Por: RAFAEL MARTÍNEZ-SIMANCAS
Tenía razón aquel santo cura que nos daba latín a un grupo de ceporros con granos en la cara e incipientes pelillos en las piernas: “si no aprendéis latín nunca seréis gente de provecho”. Pero nosotros fuimos tan bobos que desperdiciamos aquellas maravillosas clases persiguiendo moscas o mirando calendarios de chicas apenas vestidas. Resultado de esa mala formación es la que se ha liado con el testamento de Juan Pablo II: “nunc dimitis” no quiere decir (ni por asomo) que el Papa pensara dimitir de su puesto.
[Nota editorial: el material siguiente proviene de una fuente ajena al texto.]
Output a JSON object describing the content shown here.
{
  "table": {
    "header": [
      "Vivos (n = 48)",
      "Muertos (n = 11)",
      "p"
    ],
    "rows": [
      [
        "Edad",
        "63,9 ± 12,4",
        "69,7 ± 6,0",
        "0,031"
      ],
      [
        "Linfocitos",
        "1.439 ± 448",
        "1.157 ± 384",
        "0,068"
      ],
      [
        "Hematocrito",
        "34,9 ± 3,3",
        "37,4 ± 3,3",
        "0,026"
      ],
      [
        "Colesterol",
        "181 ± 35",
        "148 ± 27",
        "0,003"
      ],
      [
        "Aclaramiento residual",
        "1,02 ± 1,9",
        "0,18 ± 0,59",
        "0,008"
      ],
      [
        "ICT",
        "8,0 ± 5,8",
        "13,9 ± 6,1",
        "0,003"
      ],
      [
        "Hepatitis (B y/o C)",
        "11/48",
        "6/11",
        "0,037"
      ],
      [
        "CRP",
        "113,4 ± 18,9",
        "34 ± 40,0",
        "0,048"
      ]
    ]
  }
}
Que fuéramos un poco zoquetes está claro (tanto es así que ninguno llegamos a ministros, mafiosos o altos cargos de la banca); ahora bien, no sabía que éramos tantos en nuestra clase: mogollón de gente equivocada no es asunto corriente.
El latín ofrece infinidad de matices ricos de abordar pero también muchas traducciones posibles. Y para los que encallaron en el rosa-rosae se trata de una lengua envenenada con rasgos esotéricos, cosa indescifrable, metalenguaje excelso. Tanto es así que recuerdo a un compañero de clase que preguntado por ‘La Guerra de las Galias’, de Julio César, y ante la evidencia de que no tenía ni idea, respondió: “si hubiera nacido en Roma sería mudo con toda seguridad, señor profesor”.
Igual es que Lamela también habla en latín, por eso no se cosca de los que juran contra él, en arameo.